Trying to think and write about these feelings or that state of existence is very much like I am over analysing things way too much. My mind rebels at the idea of exploring this as I half convince myself I am making something out of nothing.
How it would be to be dead, the quiet and the stillness of being dead, the peace for me and others if I were dead, the hope that being dead is something that will take place in the not to distant future. Although this is warped thinking it is what I do so and feel, that aint nothing.
Again if nothing is there if I am BORED or imagining my own troubles how can I have got to a place where I hate myself so much. I have turned in on myself because I am bored is that it.
But then I was not always bored I have been active and engaged in life but still wanted to be dead, in fact in the past during the times when I was busy I would think about killing myself, how to, and where, and when. At least I do not go that far now, I still self harm with food and booze, I know the things that would change me physically and probably mentally as well. Exercise fresh air etc, so why don't I do them, is it because I am lazy fat and stupid that a part of me yells in my head, or is it I just want to be dead. I wish I knew.

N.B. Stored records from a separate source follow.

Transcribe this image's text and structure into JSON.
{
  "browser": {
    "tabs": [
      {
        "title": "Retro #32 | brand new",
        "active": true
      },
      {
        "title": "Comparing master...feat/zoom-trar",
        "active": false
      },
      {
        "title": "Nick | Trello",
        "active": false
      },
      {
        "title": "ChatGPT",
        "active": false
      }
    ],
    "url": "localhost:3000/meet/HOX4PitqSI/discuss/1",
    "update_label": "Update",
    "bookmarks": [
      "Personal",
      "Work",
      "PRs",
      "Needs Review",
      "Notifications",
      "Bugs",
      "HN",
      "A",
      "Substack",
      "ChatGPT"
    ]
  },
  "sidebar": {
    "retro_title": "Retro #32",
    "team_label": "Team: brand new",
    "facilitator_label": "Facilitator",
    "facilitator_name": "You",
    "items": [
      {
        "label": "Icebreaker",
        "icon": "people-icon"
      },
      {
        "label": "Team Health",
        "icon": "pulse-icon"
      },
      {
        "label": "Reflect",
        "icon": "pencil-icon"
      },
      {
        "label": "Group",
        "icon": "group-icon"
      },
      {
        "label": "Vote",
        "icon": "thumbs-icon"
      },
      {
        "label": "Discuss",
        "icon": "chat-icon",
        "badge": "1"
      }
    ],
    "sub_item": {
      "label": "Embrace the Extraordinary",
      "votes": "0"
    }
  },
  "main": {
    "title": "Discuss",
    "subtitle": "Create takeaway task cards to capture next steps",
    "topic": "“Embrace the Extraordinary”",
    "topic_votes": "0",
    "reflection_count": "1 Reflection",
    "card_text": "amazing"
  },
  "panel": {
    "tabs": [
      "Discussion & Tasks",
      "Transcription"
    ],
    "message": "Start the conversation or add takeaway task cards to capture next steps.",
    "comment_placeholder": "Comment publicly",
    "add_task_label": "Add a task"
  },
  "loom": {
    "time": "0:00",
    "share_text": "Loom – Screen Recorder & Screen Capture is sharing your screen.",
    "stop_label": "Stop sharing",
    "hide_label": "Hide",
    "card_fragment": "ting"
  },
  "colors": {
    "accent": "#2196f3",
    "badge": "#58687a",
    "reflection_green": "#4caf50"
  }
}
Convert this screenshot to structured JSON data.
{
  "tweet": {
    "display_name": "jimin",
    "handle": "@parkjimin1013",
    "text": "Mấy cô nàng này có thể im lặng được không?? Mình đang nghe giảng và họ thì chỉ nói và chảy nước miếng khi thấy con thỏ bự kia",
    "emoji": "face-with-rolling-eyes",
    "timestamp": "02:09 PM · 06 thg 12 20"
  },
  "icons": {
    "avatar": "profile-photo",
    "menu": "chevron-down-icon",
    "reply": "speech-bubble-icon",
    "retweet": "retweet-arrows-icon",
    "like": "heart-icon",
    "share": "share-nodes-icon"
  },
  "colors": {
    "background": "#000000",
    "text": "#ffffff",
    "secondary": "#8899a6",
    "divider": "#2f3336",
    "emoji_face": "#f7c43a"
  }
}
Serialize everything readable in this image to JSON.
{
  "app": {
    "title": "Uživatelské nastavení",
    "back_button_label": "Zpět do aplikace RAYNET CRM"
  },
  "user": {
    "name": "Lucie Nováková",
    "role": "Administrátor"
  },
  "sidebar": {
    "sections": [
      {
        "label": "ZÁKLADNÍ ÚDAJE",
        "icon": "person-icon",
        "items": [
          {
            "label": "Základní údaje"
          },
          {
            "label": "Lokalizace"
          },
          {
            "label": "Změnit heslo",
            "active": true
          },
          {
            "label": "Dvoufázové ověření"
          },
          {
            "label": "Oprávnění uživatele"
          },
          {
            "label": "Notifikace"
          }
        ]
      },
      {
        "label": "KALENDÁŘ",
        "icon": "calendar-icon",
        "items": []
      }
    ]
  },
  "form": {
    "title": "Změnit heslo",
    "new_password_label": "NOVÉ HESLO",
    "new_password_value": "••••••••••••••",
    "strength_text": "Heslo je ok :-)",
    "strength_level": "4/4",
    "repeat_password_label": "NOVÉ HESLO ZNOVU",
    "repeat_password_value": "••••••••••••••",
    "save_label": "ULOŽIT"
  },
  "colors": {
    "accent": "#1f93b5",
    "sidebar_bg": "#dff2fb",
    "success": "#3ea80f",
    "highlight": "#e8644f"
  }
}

Ok so it feels like I am rejecting the boredom answer, something has been wrong for much longer than I probably want to concede, Boredom does not make an impact on how I feel about myself, even when I do well I still feel that I should and could have done better and the reason I did not do as well as I should have is that I am fat lazy and stupid. I am fat lazy and stupid I don't deserve to be anything else than that. My past is constantly with me I will never atone for past mistakes, I will never allow myself to be free of guilt for things long ago done. I hurt myself now far more than I hurt any one previously, I will only stop using myself against myself when I am dead. This death thing does seem to come round allot in my head.
What this post has been about is mainly me experimenting with just sitting down and writing what ever comes in my head when I think about why I am the way I am. I doubt it will make any sense to me in a couple of days time so if it makes no sense now to anyone else that's fine.